Was it a scary decision? I went through something similar. My parents wanted me to be a lawyer, and I wanted to be a writer. They were not pleased, but they accepted it. Was it scary or challenging or maybe even difficult for you to make that decision?

It wasn’t scary. My family—my parents—are quite traditional, I guess, so they probably would have preferred me to do something more academic like teaching or law. When I said I was going to do music, they were like, “Umm…” But they were happy that I was going to study it at least. I didn’t find it too difficult. It was a fairly easy choice to make. I had so many friends around me who wanted to do music. It was a crew of us who were going to go in and give it a go. So it was really nice to have that support as well.

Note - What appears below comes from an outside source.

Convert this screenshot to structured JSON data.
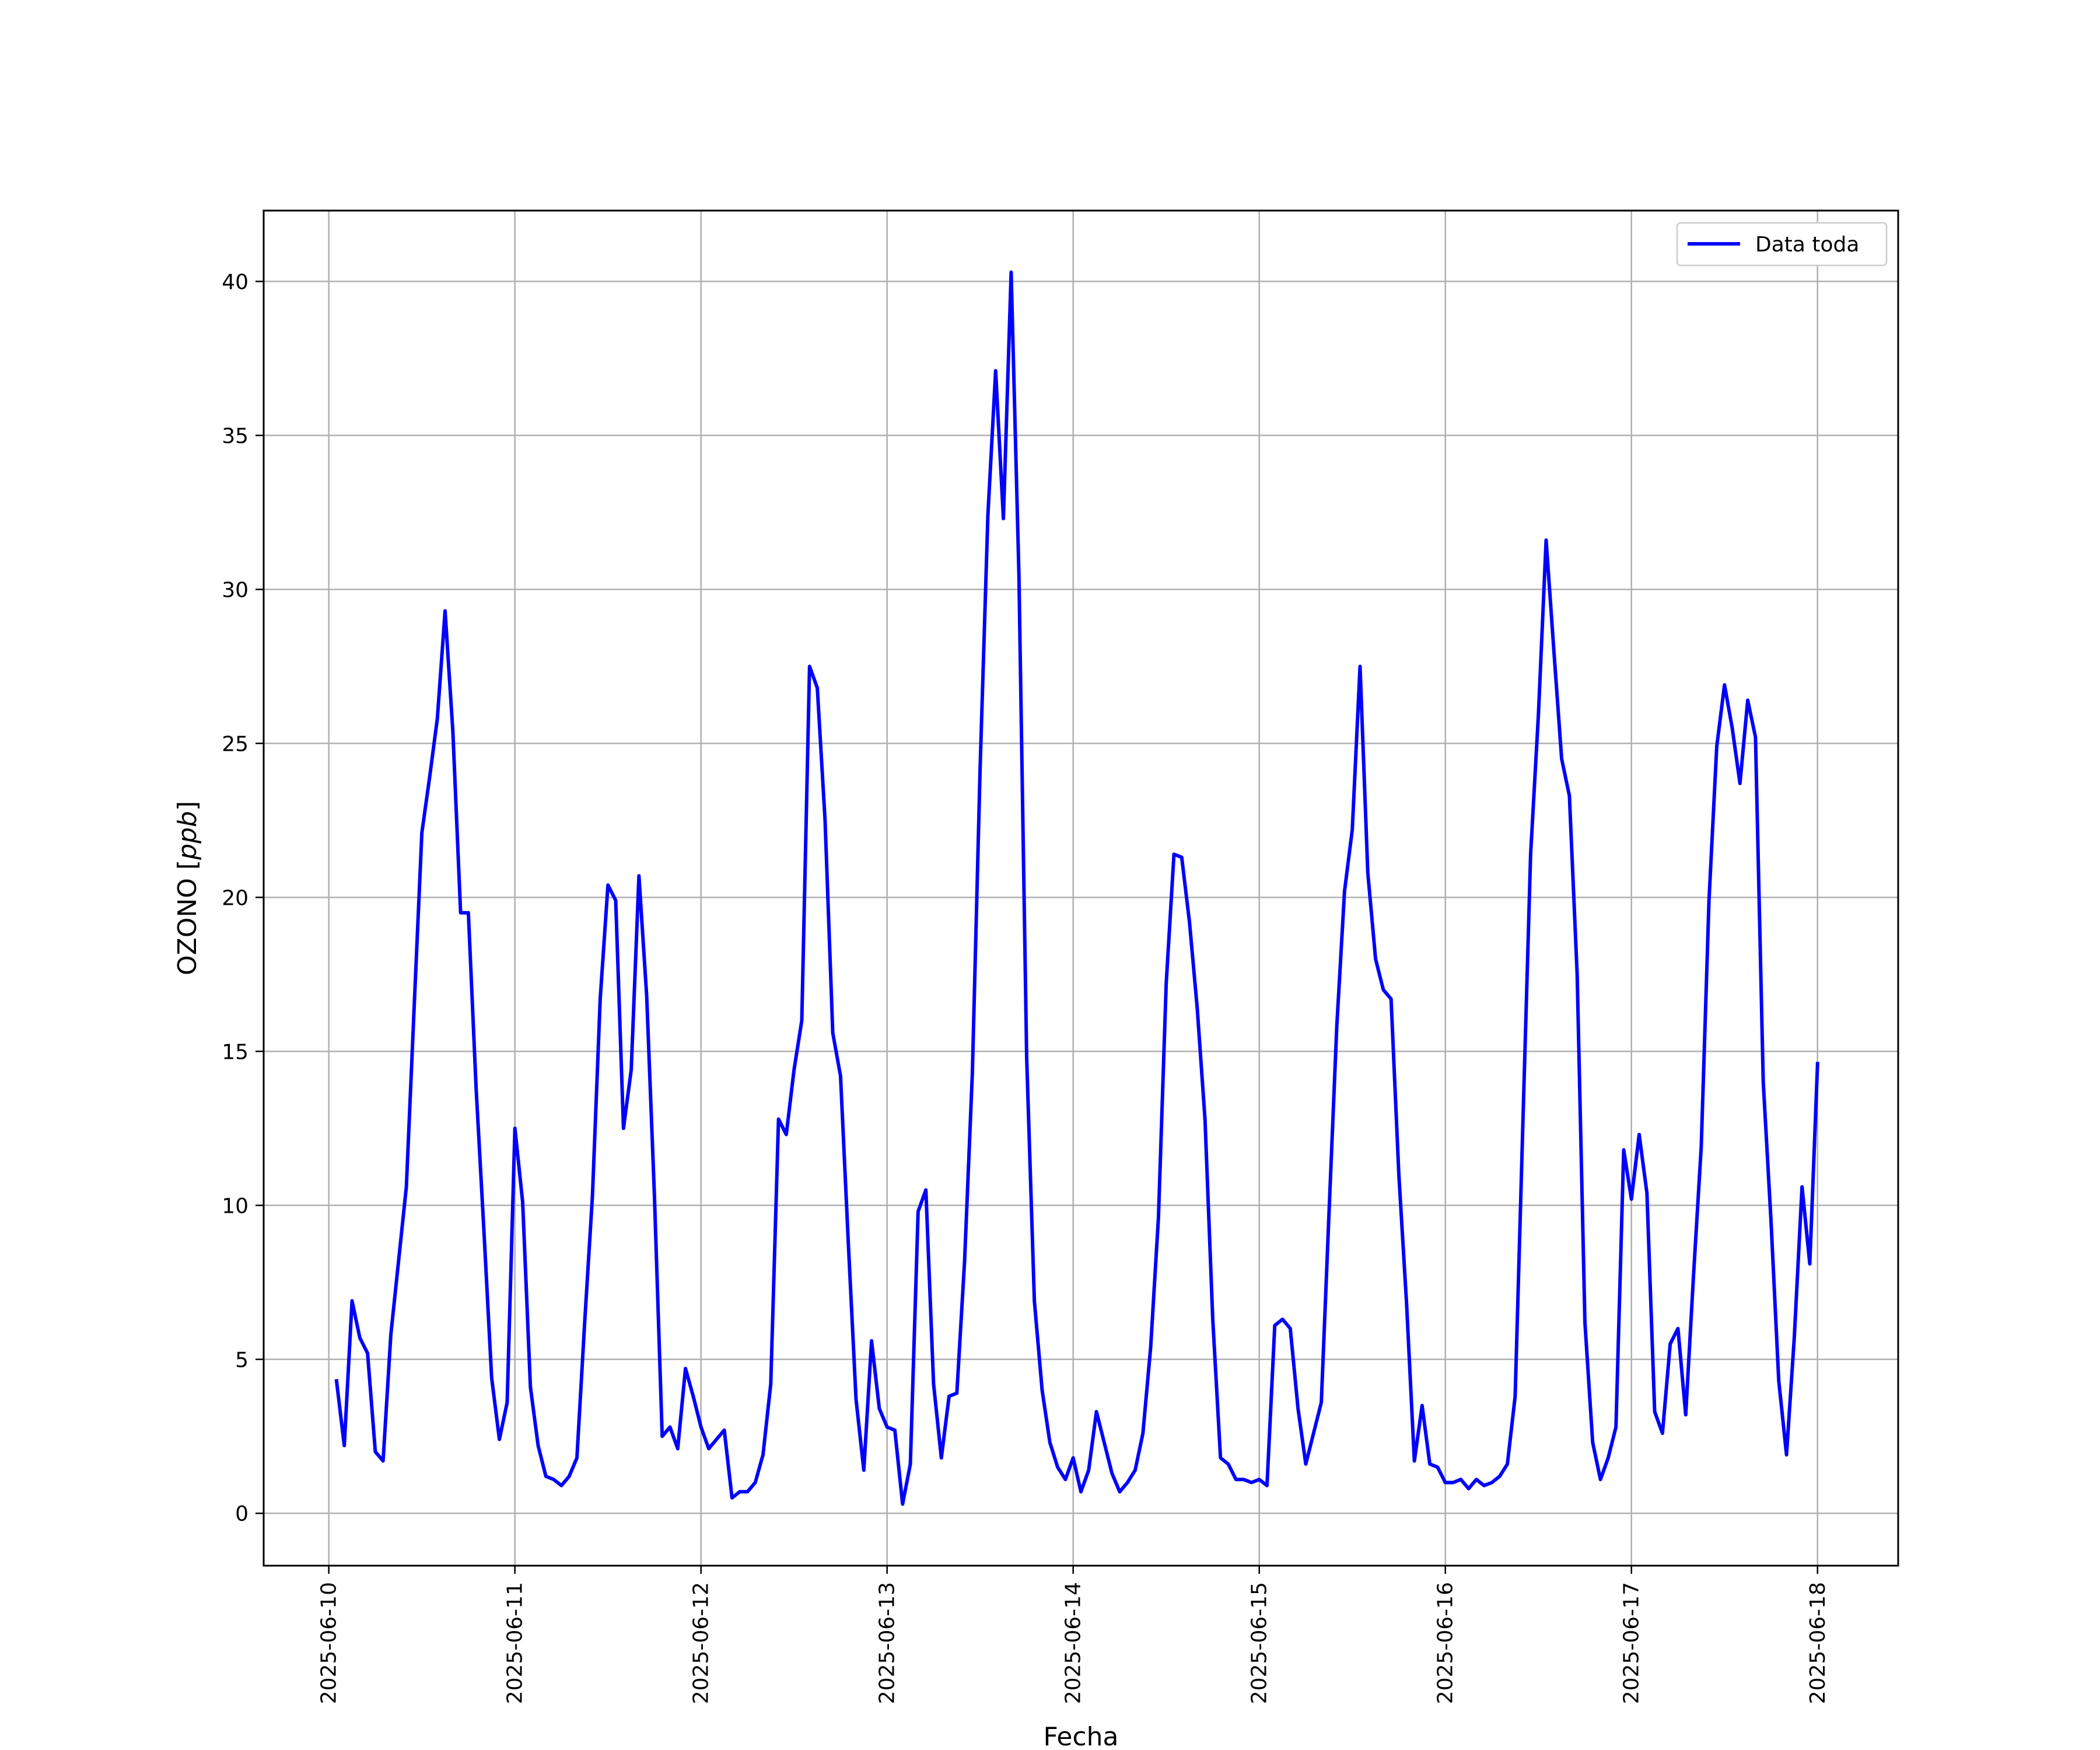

That’s awesome. You’ve said that you’ve had to face perfectionism or ideas of perfectionism. How have you moved away from the pressures or the complications that arise from feeling that pressure?

I’ve grown out of it a lot. A lot of musicians—anyone who struggles and is trying to make something that is perfect—are not going to put any music out until it’s right, until they’ve found their sound. I realized that your “sound” doesn’t really exist. You’re always growing and trying new things. Once I realized that, I felt a lot freer. That was two EPs in. After I put out a lot of music—two EPs’ worth—then I discovered that kind of perfection doesn’t exist.

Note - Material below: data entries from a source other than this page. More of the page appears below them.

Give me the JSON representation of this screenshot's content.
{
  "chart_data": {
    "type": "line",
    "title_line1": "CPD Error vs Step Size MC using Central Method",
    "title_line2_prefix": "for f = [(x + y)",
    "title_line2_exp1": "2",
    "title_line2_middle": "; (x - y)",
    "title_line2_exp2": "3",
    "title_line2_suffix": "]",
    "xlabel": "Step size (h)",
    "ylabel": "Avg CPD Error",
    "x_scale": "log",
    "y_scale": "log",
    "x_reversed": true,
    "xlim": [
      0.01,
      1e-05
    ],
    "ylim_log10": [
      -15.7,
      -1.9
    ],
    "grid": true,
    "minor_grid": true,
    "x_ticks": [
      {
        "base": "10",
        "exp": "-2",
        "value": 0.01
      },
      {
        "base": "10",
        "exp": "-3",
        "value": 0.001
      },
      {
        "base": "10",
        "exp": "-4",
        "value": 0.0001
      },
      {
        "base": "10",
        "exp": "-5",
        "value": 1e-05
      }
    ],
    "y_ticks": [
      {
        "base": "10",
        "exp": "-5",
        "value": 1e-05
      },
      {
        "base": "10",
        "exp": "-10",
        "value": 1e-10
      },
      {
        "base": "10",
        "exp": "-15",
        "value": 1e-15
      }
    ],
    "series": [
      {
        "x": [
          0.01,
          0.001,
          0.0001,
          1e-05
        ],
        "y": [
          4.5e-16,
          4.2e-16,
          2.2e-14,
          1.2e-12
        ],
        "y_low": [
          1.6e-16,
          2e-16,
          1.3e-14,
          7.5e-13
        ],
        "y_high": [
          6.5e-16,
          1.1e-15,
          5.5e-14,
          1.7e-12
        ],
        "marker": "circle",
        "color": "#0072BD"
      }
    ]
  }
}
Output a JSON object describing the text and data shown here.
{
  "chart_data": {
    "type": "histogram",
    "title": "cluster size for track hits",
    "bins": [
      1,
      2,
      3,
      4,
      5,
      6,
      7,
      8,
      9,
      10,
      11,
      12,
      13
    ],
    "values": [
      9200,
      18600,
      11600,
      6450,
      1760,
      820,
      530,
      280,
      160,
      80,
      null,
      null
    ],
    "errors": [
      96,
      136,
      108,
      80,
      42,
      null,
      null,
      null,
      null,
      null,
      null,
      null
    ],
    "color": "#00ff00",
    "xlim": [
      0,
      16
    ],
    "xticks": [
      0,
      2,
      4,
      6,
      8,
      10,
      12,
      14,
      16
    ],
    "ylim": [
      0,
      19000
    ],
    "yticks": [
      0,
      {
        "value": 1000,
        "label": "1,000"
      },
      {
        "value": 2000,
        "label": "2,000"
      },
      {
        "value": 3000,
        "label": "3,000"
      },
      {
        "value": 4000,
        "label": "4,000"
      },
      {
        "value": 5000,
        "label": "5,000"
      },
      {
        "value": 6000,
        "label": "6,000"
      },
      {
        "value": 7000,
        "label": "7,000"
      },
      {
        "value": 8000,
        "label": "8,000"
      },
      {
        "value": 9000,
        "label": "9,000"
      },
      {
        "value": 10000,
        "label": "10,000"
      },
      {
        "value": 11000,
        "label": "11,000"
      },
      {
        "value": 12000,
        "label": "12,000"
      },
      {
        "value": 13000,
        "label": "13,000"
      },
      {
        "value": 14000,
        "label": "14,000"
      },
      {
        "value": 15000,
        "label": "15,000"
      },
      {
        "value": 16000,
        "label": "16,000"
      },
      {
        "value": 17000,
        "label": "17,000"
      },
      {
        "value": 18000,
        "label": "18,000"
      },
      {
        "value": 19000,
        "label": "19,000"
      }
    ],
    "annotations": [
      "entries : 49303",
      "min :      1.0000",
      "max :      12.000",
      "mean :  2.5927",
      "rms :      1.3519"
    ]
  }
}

And that’s something that we all struggle with—not just in the creative lifestyle. We all go through stuff, you know? We all want “the perfect body” or things like that, especially with social media. Nowadays, you see the best version of everyone on their Instagram and their Facebook and stuff. It’s the best side of them, which isn’t the truth, in a way. People see that and think everyone else has got such a perfect life, and it’s not really true.

I understand the pressure to come out and look perfect or sound that way, but it doesn’t really exist. Social media really is quite bad for that, but I would [also] say it’s good, because there are stories out there by people who are honest and are true. It’s nice that when you follow someone on Instagram because you like the way they look or something, they [can] turn around and go, “Actually, the truth is I spent all day on the beach trying to take this selfie, and I didn’t eat for three days because I knew I had to take this photo to model for whatever brand.” Shit like that. That sort of thing is really amazing, for actual people to know that. It’s really important.

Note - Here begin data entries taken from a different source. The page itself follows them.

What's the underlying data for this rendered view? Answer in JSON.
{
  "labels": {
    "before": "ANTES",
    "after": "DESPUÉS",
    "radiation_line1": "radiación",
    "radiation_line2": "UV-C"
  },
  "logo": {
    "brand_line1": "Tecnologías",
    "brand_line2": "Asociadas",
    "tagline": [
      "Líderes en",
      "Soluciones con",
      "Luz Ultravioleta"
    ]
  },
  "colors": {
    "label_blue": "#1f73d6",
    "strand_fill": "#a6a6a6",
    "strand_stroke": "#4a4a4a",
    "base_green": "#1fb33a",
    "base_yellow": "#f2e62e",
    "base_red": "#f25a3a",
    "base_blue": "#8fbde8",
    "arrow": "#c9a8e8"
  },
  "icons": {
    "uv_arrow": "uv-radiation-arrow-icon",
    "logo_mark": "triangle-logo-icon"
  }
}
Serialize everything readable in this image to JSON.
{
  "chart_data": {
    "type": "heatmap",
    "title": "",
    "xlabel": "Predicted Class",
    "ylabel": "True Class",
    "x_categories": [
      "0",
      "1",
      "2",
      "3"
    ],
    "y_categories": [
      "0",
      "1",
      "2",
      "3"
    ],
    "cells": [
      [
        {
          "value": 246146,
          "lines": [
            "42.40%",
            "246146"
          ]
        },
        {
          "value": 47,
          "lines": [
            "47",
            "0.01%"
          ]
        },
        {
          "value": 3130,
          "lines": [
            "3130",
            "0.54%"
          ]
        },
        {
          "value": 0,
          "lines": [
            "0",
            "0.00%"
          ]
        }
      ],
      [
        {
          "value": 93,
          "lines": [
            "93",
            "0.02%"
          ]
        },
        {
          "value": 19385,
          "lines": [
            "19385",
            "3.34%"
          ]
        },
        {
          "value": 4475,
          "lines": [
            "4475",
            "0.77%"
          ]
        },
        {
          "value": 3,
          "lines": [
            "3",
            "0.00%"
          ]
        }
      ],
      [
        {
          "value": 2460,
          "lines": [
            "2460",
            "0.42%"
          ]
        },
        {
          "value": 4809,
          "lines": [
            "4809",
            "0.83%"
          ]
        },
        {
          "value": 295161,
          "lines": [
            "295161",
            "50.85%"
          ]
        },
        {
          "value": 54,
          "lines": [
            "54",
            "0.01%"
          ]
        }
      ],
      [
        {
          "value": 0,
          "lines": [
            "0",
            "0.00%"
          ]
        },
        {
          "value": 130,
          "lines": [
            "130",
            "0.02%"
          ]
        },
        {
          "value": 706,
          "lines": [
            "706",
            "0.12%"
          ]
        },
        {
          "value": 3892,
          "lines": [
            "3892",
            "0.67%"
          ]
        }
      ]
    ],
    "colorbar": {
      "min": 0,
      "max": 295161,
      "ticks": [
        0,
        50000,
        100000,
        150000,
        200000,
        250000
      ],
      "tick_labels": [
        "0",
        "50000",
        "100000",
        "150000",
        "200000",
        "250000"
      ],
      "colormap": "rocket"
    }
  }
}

Absolutely. I went to a music festival over the weekend, and I saw these two girls, probably around my age, and they were spending maybe 20 or 30 minutes trying to perfect their selfies. I kept thinking, You’re missing the music!

[Laughs]

I love taking selfies myself, if it’s just me in my apartment, and I like, did good makeup. But in that instance, it feels like you’re missing the parts of life that make it fun to enjoy.

Yeah, definitely. I feel a bit lucky. Being 28, it means that you were around in the era before the internet took over and camera phones and all that stuff. You have the knowledge of what it was like before, but also you’re young enough to experience exactly what it is now. Obviously, your parents may not know what Instagram is or whatever. It’s nice to have that balance—to know that, Actually, it was cool before when I didn’t know everything about Erykah Badu or what she ate for dinner, and to be able to pull away from it when you want to.

The problem is that now, 10 years on, when people have grown up with iPhones or the earlier versions of camera phones and social media—that’s all they know, and that’s all they see. So it’s a shame, but I hope that at some point, there will be enough people around to show them the way. That’s why I try to not put so much of myself up in my own visual content. I’m not in any of my music videos yet. My artwork for my two EPs, at least, they’re just my hands, just to say it’s about the music and not about me. For the moment, anyway.